The authors forecast that by 2028, most new commercial buildings will include IoT as standard, with BIM models designed from the outset to receive and display sensor data.
Machine Learning (ML) : ML algorithms improve automatically through experience. For BIM, ML can automate clash resolution (suggesting how to move a pipe to avoid a beam), classify unlabeled objects in point clouds (identifying "this cluster of points is a chair"), and predict cost overruns based on early project data. Adoption timeline: niche applications available now; mainstream in 3-5 years.
Computer Vision: Using cameras to automatically compare site progress against the BIM model.

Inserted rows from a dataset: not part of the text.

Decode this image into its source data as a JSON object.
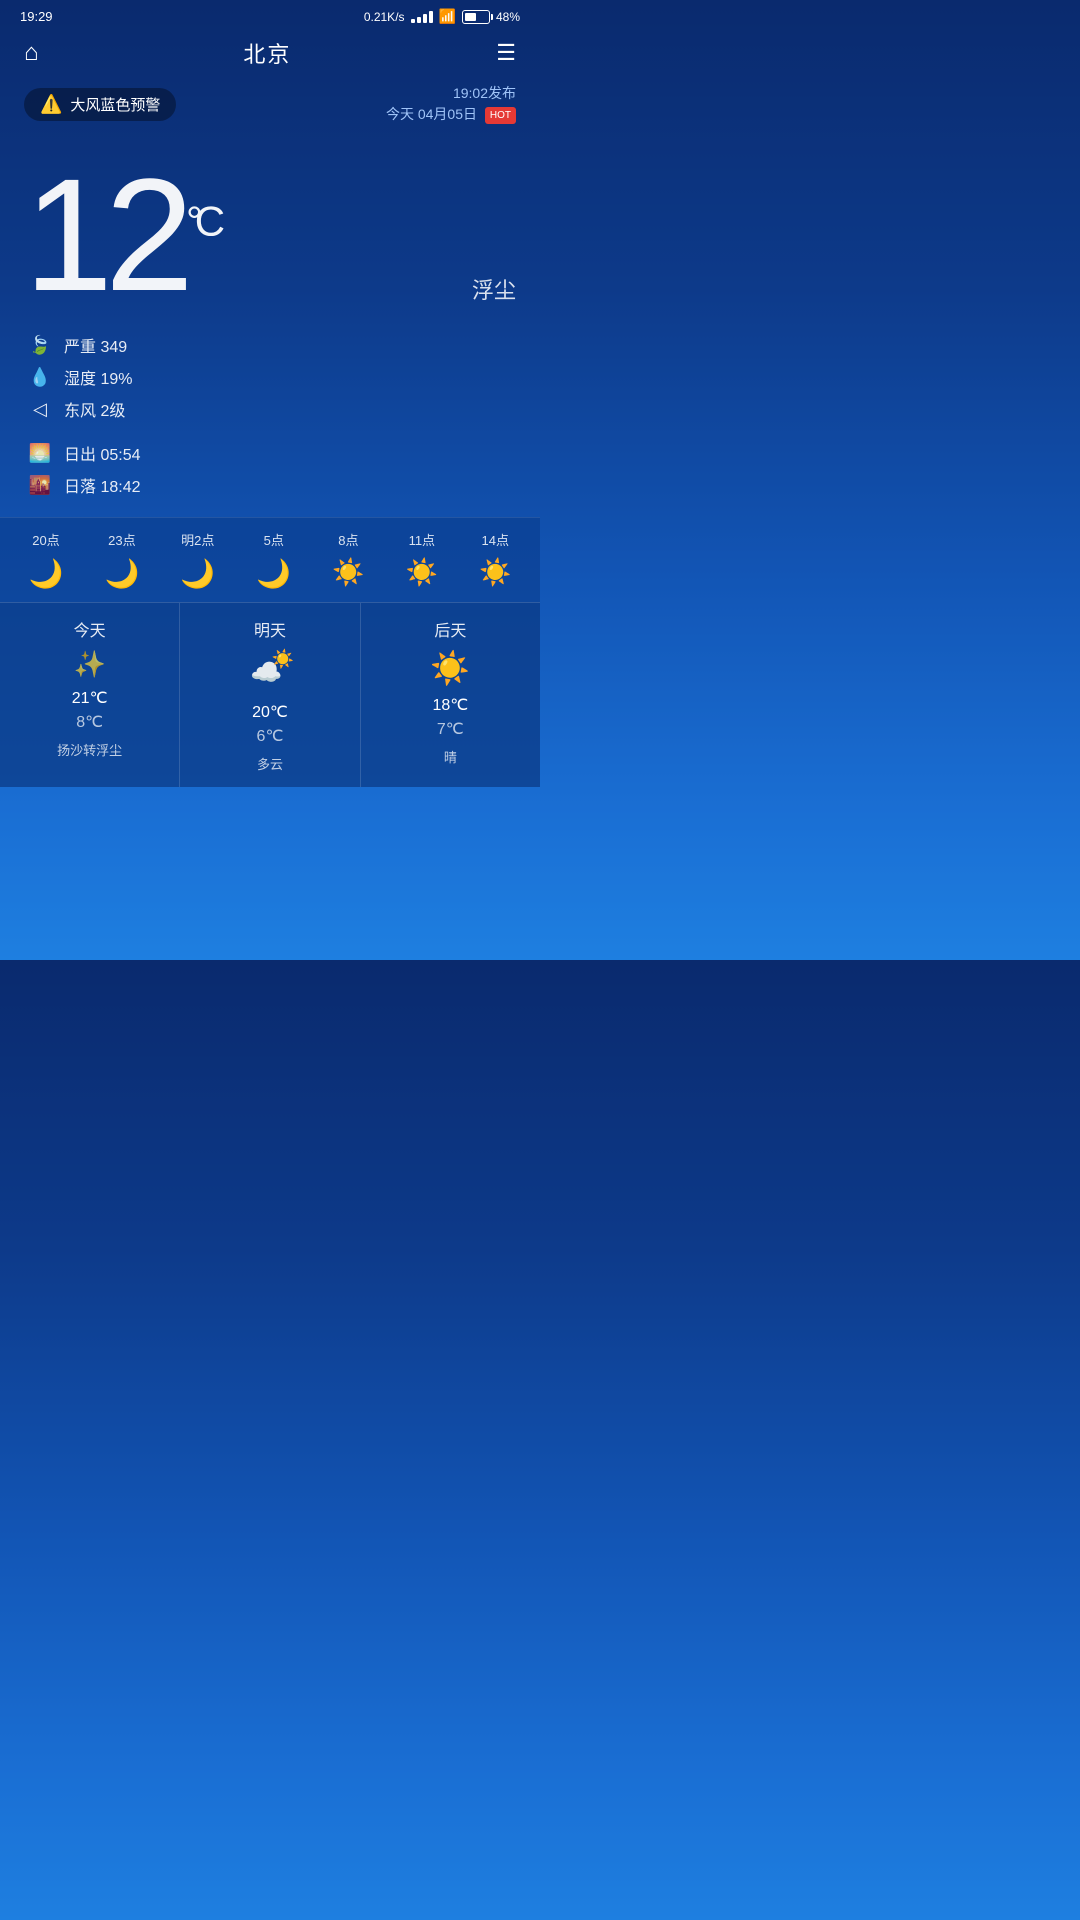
{
  "statusBar": {
    "time": "19:29",
    "speed": "0.21K/s",
    "battery": "48%"
  },
  "header": {
    "city": "北京",
    "homeIcon": "⌂",
    "menuIcon": "☰"
  },
  "alert": {
    "label": "大风蓝色预警",
    "publishTime": "19:02发布",
    "date": "今天 04月05日",
    "hotBadge": "HOT"
  },
  "current": {
    "temperature": "12",
    "unit": "°C",
    "condition": "浮尘"
  },
  "details": {
    "aqi": "严重 349",
    "humidity": "湿度 19%",
    "wind": "东风 2级",
    "sunrise": "日出  05:54",
    "sunset": "日落  18:42"
  },
  "hourly": [
    {
      "time": "20点",
      "icon": "moon"
    },
    {
      "time": "23点",
      "icon": "moon"
    },
    {
      "time": "明2点",
      "icon": "moon"
    },
    {
      "time": "5点",
      "icon": "moon"
    },
    {
      "time": "8点",
      "icon": "sun"
    },
    {
      "time": "11点",
      "icon": "sun"
    },
    {
      "time": "14点",
      "icon": "sun"
    }
  ],
  "daily": [
    {
      "day": "今天",
      "icon": "stars",
      "high": "21℃",
      "low": "8℃",
      "desc": "扬沙转浮尘"
    },
    {
      "day": "明天",
      "icon": "cloud-sun",
      "high": "20℃",
      "low": "6℃",
      "desc": "多云"
    },
    {
      "day": "后天",
      "icon": "sun",
      "high": "18℃",
      "low": "7℃",
      "desc": "晴"
    }
  ]
}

A drone flies over the site; software identifies which concrete pours are complete, which rebar is in place, and whether the work matches the model. Within 5 years, this may replace manual progress tracking.
5G Networks: Ultra-reliable, low-latency wireless enables real-time collaboration from anywhere. A site worker with a tablet could video-call the designer and overlay model data on the live feed simultaneously. Adoption is rolling out now.
Quantum Computing: Too early for practical construction applications, but potentially transformative for optimization problems (scheduling hundreds of trades, routing thousands of deliveries) that overwhelm classical computers. Timeline: 10+ years.
Digital Thread: The integration of BIM with product manufacturing data, supply chain tracking, and logistics. A door arrives on site with a QR code; scanning it shows which room it belongs to, its installation instructions, and its warranty.
The authors advise organizations to monitor these technologies but avoid chasing hype. The foundation remains solid BIM processes; new technologies augment, not replace, that foundation.